14 Aprile 2007

L'Italia dei non italiani

Diario, Laicità

Fiona.jpegOggi giornata di viaggio. Domani (anzi oggi, vista l’ora) sono al mio debutto ad un congresso di partito (mamma!) qui a Milano dove si tiene l’assise regionale dei DS. Mi daranno anche l’annosa tessera: mi iscrivo alla “Sezione che verrà”, una sezione di Milano appena inaugurata, fatta principalmente di giovani (ha espresso il consigliere comunale Pier Maran, classe 1980, il più giovane consigliere comunale di Milano) e che lavora moltissimo sul tema dell’innovazione della politica. Vediamo come andrà domani, mi sa che ci sarà parecchio da annusarsi. Farò il mio intervento, dirò le mie cose e vedremo che succede.


Nel frattempo sull’aereo mi sono fatto una scorpacciata di giornali. Prime pagine tutte belle sparate sui disordini a Via Paolo Sarpi. Strano paese questo: ci trastulliamo nell’idea di essere tutti perfettamente uguali, tutti italiani, tutti cattolici, tutti eterosessuali, tutti sposati in chiesa e nessun disabile. Così succede che la realtà cambia, si muove e si modifica velocemente e noi lì con i nostri occhi belli foderati di prosciutto a sentire quattro volte al giorno al telegiornale di cosa ha detto il Papa all’Angelus e a dibattere sulle radici cristiane dell’Europa. Così passano gli anni e i decenni e poi un bel giorno di aprile ci viene comunicato che ci sono i cinesi a Milano. Nessuna idea di come gestire una società multiculturale a parte le scempiaggini insulse di Pera sull’Italia meticcia, nessuna programmazione, nessuna educazione alla diversità, nessuna pubblicità o messaggio che includa nella rappresentazione del nostro Paese le moltitudini di stranieri che vivono qui da decenni. Nulla. Magari ti scappa una Fiona May con tanto di tricolore sulle spalle, ma per godere di questi lussi devi almeno vincere la medaglia d’oro alle olimpiadi.
Sull’aereo accanto a me una coppia di italiani che portava a casa tre belissimi bambini russi appena adottati da un orfanotrofio di Perm. Loro cinque, più me sei, occupavamo un’intera fila di sedili dell’aereo. Mi hanno fatto una tenerezza enorme, i bambini parlavano solo russo e i genitori solo italiano. Ad un certo punto la mamma sfogliando il suo vocabolarietto e stanca di accapigliarsi col cirillico mi ha chiesto se io parlassi russo per sapere come dire ai tre piccoli che a Milano non avrebbero dovuto indossare la giacca, che avebbero trovato caldo. Quando siamo atterrati, poi, le è scappato un grosso sospiro e tra i denti un “non ci posso credere: ce l’abbiamo fatta” da spezzare il cuore. In realtà credo sapesse benissimo che quell’atterraggio in apparenza così morbido era soltanto l’inizio della sfida. Quei bambini troveranno certamente in Italia una casa ospitale. Se l’Italia saprà essere per loro una casa, e una casa ospitale, beh, quello è ancora tutto da vedere.

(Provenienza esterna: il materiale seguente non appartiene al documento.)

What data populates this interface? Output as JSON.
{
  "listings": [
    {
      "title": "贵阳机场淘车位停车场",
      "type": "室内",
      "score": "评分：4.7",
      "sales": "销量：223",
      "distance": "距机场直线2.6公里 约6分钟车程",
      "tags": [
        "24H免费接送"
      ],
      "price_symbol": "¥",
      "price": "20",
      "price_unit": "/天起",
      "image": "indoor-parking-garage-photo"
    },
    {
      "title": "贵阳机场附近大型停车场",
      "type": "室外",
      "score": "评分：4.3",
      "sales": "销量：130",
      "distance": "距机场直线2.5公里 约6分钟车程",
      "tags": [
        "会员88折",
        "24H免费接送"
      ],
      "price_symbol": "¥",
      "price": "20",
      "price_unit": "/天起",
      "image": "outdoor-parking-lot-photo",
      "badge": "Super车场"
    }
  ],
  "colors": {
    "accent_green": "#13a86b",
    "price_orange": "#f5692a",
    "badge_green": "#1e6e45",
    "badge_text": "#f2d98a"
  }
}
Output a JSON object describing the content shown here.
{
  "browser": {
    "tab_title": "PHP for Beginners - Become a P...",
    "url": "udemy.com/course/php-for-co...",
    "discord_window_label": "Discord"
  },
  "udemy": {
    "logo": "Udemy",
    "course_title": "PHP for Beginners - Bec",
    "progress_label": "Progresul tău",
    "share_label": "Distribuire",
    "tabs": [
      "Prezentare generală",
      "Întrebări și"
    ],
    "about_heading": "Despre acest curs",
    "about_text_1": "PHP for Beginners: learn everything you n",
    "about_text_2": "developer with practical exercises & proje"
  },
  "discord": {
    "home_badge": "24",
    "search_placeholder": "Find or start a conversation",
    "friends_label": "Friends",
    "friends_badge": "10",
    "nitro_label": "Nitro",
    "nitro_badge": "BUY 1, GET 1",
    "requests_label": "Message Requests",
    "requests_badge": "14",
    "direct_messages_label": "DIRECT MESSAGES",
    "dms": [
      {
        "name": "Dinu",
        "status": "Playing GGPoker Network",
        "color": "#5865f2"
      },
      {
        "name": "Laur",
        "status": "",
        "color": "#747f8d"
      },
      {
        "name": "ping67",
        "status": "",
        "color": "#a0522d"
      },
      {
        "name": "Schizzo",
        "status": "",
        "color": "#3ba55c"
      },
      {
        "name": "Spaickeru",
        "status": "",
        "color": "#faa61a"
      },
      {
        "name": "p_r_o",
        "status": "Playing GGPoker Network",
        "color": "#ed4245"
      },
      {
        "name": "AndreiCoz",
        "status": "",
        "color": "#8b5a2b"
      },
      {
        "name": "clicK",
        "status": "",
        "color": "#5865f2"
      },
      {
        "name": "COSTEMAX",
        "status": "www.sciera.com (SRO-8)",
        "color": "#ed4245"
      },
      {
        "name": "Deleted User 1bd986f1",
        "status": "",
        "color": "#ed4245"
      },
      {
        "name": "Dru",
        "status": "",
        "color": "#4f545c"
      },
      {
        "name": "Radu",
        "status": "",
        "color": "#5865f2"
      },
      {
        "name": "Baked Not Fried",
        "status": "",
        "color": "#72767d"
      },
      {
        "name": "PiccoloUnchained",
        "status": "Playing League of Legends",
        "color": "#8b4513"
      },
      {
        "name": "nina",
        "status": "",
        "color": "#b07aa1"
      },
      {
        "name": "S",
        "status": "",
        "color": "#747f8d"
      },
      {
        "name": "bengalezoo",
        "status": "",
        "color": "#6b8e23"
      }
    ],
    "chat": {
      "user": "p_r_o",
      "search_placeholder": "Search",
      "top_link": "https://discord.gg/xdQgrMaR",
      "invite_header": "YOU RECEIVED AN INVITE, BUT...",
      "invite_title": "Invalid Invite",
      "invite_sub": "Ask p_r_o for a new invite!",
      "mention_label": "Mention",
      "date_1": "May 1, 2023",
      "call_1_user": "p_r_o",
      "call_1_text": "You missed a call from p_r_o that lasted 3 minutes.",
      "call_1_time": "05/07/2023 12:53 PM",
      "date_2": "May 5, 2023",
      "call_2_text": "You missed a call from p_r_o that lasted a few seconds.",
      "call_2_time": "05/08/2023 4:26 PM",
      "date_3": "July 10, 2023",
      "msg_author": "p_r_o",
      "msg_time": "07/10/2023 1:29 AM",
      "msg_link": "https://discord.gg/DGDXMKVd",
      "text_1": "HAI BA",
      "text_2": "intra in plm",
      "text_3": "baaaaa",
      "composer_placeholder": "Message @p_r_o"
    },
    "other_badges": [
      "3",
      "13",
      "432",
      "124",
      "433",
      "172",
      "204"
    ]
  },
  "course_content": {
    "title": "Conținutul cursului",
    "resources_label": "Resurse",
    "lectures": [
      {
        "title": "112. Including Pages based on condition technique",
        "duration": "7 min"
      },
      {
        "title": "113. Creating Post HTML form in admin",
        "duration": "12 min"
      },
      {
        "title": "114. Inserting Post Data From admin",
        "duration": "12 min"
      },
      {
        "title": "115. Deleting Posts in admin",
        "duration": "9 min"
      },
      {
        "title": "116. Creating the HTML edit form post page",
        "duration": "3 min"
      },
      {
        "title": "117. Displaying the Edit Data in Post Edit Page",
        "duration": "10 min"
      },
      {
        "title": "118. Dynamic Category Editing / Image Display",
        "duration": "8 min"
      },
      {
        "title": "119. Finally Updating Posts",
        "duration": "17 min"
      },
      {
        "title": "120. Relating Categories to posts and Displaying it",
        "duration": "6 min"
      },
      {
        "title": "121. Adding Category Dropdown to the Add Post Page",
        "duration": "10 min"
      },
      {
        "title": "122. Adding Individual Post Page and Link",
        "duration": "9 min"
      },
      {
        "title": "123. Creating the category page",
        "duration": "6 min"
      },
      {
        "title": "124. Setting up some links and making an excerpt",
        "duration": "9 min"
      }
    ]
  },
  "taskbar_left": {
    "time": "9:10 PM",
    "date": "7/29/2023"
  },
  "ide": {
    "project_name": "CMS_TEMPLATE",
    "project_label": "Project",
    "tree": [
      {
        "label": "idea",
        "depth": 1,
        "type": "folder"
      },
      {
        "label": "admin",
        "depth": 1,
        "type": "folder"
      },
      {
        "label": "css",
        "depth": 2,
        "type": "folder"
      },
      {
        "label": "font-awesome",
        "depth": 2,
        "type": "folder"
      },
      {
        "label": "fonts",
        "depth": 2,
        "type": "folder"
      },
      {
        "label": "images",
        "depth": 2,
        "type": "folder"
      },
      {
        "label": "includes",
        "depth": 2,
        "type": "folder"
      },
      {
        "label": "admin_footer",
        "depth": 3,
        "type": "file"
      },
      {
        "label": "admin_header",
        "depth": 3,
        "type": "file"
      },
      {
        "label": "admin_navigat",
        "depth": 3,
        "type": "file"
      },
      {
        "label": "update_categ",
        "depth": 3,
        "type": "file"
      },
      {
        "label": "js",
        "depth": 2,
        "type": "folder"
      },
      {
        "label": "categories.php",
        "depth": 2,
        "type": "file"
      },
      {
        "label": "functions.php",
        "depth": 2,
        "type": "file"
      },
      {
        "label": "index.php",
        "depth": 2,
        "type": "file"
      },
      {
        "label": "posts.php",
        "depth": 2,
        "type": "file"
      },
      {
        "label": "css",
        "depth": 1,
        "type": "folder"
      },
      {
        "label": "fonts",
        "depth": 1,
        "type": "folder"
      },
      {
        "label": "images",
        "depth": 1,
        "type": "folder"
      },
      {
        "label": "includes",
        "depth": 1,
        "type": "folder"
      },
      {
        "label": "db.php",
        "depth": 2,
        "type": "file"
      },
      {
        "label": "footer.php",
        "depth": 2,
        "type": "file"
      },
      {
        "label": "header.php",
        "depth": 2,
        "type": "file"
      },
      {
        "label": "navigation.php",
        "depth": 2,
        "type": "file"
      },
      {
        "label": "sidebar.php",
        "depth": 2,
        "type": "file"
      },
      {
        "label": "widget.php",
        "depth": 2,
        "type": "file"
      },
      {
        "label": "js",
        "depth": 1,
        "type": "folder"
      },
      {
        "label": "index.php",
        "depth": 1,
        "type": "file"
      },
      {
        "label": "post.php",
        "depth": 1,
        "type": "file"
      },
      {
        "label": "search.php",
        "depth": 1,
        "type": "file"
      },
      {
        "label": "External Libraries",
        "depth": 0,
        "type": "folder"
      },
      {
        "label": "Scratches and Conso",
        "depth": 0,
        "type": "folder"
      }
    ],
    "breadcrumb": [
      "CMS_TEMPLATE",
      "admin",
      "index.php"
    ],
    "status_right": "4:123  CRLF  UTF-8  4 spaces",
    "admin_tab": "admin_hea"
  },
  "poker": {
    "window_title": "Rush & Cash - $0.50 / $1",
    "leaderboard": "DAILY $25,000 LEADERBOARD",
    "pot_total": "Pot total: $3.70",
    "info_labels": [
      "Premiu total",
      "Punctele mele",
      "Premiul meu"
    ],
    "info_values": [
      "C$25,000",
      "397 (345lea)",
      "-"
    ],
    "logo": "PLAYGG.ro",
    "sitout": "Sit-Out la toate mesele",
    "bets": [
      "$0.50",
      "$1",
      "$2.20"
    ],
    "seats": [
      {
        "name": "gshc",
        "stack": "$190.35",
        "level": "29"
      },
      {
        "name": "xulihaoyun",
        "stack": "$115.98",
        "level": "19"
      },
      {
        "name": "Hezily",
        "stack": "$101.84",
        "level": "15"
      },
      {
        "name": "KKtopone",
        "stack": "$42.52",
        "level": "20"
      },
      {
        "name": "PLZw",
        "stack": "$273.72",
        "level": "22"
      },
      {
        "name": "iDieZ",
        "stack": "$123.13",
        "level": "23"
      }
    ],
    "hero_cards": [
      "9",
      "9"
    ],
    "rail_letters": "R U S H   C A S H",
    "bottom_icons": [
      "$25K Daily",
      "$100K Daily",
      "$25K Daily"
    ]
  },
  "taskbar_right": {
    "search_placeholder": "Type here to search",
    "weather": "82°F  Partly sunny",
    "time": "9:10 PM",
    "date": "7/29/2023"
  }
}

4 risposte a “L'Italia dei non italiani”

  1. olminide ha detto:

    Hanno la pelle bianca… e questo li auiterà.

  2. Anellidifumo ha detto:

    A Toronto ci sono 850.000 asiatici che convivono pacificamente con circa 650.000 italo-canadesi, pur avendo gli stessi interessi sia legali che illegali: ristorazione e mafia. Qui scontri razziali non ce ne sono mai stati. Forse che la provincia dell’Ontario e lo stato canadese hanno preparato da qualche decennio le basi del multiculturalismo, mentre a Milano il massimo del multiculturalismo è la difesa del dialetto?
    ***
    Di questo Pier Maran sento parlare molto bene da vari blogger. Spero davvero che quando il progetto del PD sarà fallito miseramente, tu riesca a portare fuori dai cocci del più grosso errore politico della storia italiana persone come lui. Gli ultimi due sondaggi danno il PD al 23% e al 26%, infatti Fassino è impazzito e ha aperto nello stesso giorno ai seguaci di Bettino Craxi e a quelli di Antonio Di Pietro, cioè il topo e il gatto. A ‘sto punto poteva fare un cenno anche ai seguaci di Calamandrei e a quelli di Bagnasco… è dura dover dare ragione a una come Stefania Craxi quando chiosa “Ci aggiunga Totò e Macario e il senso del comico è completo”.

  3. La sottile linea di Pennarossa Per il Partito Democratico siamo oramai in sala parto e come ogni travaglio che si rispetti non mancano i segnali di nervosismo da parte degli interessati al “nascituro”. Sembra di vedere un orda di parent

  4. paulo ha detto:

    E te pareva che ci doveva scappare il commento sul PD? D’altronde a destra come a sinistra in Italia abbiamo la cultura del partito dell’un per cento, salvo poi lamentarci ipocritamente del partitismo. Da quando sono nato ho assistito quasi solo ed esclusivamente a scissioni, mai a grandi fusioni (e si è visto col tempo come questo abbia migliorato la politica nostrana, vero?). A ben vedere siamo l’unico paese democratico al mondo con questa impostazione politica e tendenza in crescita, che da quel che vedo rispecchia esattamente quello che noi stessi pensiamo debba essere la politica in Italia: un minestrone che permette ad ogni cittadino di ricavarsi l’illusione della nicchia della propria appartenenza politica. Che poi socialisti e IdV facciano ugualmente entrambi parte dell’alleanza di Governo è un dettaglio per gli statistici. L’importante è poter dire orgogliosi: sì ma io con quelli non ci sono mai stato.
    Meglio eutanasizzare subito la speranza di educarci alla collegialità quando c’è il rischio (purtroppo realistico e sperimentato) dell’inciucio: visto che piccoli siamo, piccoli dobbiamo restare, perché tanto abbiamo imparato che siamo fatti così e non cambieremo mai; dobbiamo solamente prenderne tutti atto e vivremo depressi ma meglio.
    Tornando al tema del post, trovo che l’Italia soffra talvolta di un razzismo strisciante che non è un razzismo vero e proprio, ma un manifestarsi della filosofia dell’orticello, esaltata all’ennesima potenza nel momento in cui nel gioco entrano a far parte fenomeni di massa. Ma nel piccolo può valere allo stesso modo per il vicino di casa, italianissimo: magari uno finisce apparentemente per prendersela con la professione che l’altro fa o con la città d’origine, per convogliare le proprie insofferenze; ma alla radice nasce da una forma di diffidenza o protezionismo delle proprie prepotenze e proprie libertà di fare il proprio comodo indisturbati.